UNIQA Group Austria: Geschäftsjahr 2006

26.04.2007 | Wien
Ergebnis vor Steuern um 25,3% auf 238,5 Mio. Euro gesteigert - Dividende soll um 34,6% von 26 Cent auf 35 Cent angehoben werden - Konzernprämien mit 5.091,4 Mio. Euro um 7,6% gesteigert - Kosten- und Leistungsquote deutlich reduziert - 21,2 Mrd. Euro Assets under Management

Die UNIQA Group Austria hat 2006 den ertragsorientierten Wachstumskurs konsequent fortgesetzt und das Konzernergebnis deutlich verbessert. Das Ergebnis vor Steuern liegt mit 238,5 Mio. Euro um 25,3% höher als 2005. Der Jahresüberschuss erhöhte sich um 31,4% auf 175,1 Mio. Euro. Nach Minderheitsanteilen ergibt sich ein Konzernergebnis von 151,9 Mio. Euro (+41,0%). Der Gewinn je Aktie nach Steuern kletterte auf 1,29 Euro nach 0,94 Euro im Vorjahr. In Folge der guten Ertragslage wird der Hauptversammlung eine Erhöhung der Dividende von 26 Cent auf 35 Cent vorgeschlagen.

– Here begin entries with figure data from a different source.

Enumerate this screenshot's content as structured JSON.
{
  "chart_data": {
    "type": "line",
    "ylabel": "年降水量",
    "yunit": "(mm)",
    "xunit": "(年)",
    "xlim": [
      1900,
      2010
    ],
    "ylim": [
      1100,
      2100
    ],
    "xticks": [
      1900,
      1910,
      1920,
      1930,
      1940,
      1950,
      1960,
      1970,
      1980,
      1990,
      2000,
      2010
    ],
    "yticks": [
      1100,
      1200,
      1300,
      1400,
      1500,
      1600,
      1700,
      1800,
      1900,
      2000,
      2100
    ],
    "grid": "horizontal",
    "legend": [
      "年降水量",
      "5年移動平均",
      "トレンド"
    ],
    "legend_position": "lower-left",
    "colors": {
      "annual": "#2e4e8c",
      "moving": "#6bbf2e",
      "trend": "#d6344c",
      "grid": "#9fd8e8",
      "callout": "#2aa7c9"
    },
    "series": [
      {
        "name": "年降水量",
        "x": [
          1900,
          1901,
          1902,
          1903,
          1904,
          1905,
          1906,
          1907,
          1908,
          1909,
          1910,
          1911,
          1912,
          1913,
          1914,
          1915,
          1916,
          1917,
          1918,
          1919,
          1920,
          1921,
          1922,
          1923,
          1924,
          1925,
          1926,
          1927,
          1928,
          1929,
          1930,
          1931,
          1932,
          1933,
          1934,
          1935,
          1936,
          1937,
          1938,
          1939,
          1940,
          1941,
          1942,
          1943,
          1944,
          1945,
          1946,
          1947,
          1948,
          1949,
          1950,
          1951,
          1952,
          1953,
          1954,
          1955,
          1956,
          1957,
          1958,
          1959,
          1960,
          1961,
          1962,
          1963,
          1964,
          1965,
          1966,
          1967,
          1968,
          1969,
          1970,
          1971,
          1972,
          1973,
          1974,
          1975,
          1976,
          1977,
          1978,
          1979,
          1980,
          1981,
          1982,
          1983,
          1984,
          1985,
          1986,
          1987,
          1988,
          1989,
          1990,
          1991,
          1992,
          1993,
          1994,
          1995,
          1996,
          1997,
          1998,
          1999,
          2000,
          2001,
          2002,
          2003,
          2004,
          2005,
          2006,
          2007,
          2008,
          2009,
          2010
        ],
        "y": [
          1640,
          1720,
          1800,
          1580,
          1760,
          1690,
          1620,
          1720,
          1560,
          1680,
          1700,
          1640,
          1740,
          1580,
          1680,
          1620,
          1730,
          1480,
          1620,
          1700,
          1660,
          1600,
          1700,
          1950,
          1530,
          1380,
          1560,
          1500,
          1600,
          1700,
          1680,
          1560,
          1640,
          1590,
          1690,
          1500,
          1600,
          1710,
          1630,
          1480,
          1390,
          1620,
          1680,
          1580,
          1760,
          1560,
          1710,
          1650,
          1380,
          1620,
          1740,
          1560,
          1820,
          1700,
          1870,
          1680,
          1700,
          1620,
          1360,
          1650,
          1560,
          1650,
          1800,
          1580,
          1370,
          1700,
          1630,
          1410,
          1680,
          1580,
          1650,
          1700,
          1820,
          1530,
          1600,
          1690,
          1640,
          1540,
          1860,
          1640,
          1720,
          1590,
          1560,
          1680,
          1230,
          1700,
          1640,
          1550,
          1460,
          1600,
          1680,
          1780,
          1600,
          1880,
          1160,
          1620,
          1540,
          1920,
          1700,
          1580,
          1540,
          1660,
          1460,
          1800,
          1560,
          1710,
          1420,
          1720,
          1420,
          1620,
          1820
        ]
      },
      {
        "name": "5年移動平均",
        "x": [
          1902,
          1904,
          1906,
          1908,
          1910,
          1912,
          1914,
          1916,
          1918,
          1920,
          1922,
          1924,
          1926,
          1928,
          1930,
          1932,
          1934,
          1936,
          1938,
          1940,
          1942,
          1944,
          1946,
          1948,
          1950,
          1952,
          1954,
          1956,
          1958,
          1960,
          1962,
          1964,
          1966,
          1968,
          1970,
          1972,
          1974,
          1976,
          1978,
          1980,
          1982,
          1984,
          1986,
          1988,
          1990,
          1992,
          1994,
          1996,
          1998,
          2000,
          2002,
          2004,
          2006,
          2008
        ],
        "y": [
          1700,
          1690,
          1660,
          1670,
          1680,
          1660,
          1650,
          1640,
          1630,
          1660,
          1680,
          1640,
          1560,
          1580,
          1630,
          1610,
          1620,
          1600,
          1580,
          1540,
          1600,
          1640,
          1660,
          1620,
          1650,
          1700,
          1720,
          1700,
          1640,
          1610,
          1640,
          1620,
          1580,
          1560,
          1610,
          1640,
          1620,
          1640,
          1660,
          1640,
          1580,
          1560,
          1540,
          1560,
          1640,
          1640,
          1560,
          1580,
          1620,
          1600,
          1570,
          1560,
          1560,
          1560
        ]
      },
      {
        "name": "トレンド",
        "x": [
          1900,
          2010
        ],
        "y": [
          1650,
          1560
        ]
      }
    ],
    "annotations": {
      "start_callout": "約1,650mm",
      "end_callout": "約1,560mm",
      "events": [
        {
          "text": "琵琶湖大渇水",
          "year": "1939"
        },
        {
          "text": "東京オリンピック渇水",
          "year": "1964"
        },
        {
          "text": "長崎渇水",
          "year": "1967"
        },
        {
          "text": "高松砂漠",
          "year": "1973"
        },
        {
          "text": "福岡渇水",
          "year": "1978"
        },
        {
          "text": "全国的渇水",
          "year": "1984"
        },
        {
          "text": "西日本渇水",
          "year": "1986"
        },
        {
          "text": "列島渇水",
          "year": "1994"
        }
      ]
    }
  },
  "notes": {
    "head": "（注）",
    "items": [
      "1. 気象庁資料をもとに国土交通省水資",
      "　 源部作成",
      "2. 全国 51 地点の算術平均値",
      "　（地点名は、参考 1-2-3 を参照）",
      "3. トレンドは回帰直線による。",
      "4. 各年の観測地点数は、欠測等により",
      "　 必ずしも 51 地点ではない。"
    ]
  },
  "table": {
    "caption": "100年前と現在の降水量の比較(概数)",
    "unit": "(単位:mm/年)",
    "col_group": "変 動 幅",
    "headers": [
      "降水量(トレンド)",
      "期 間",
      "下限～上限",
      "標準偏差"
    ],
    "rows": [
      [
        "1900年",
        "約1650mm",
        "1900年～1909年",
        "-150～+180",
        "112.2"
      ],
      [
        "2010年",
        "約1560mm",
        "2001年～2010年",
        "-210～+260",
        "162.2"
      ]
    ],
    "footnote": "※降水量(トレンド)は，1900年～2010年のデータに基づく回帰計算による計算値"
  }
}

Das entspricht einer Steigerung um 34,6% und einer Payout Ratio von 27,5%.

Auch die Brutto-Eigenkapitalrendite (ROE) erreichte 2006 mit 20,8% einen neuen Höchstwert (2005:19,7%).

Die verrechneten Konzernprämien (inkl. der Sparanteile aus der fonds- und indexgebundenen Lebensversicherung) lagen 2006 mit 5.091,4 Mio. Euro um 7,6% über dem Wert des Vorjahres. Mit 1.670,9 Mio. Euro stammen bereits 32,8% der verrechneten Prämien aus den Ländern außerhalb Österreichs. Von den gesamten Konzernprämien entfallen 42,5% auf die Lebensversicherung, 40,0% auf die Schaden- und Unfallversicherung und 17,5% auf die Krankenversicherung. Die Umsatzrentabilität der UNIQA Gruppe lag 2006 mit 5,8% um einen Prozentpunkt höher als 2005.

Die Versicherungsleistungen sind im Gegensatz zu den Prämien trotz der Schneedruckschäden Anfang 2006 in Summe um 1,6% auf 3.715,6 Mio. Euro zurückgegangen.

Die in konsequenter Umsetzung des ErgebnisVerbesserungsProgramms im Verhältnis zu den Prämien nur unterproportional angestiegenen Kosten führten wiederum zu einer deutlich gesenkten Konzern-Kostenquote von 20,9% (2005: 21,5%). Die Combined Ratio (brutto) in der Schaden- und Unfallversicherung konnte im Zuge der gefallenen Kosten- und Leistungsquoten auf 95,4% reduziert werden (2005: 98,2%).

Mit 21.155,2 Mio. Euro Kapitalanlagen ist UNIQA der größte Assetmanager unter den österreichischen Versicherungen.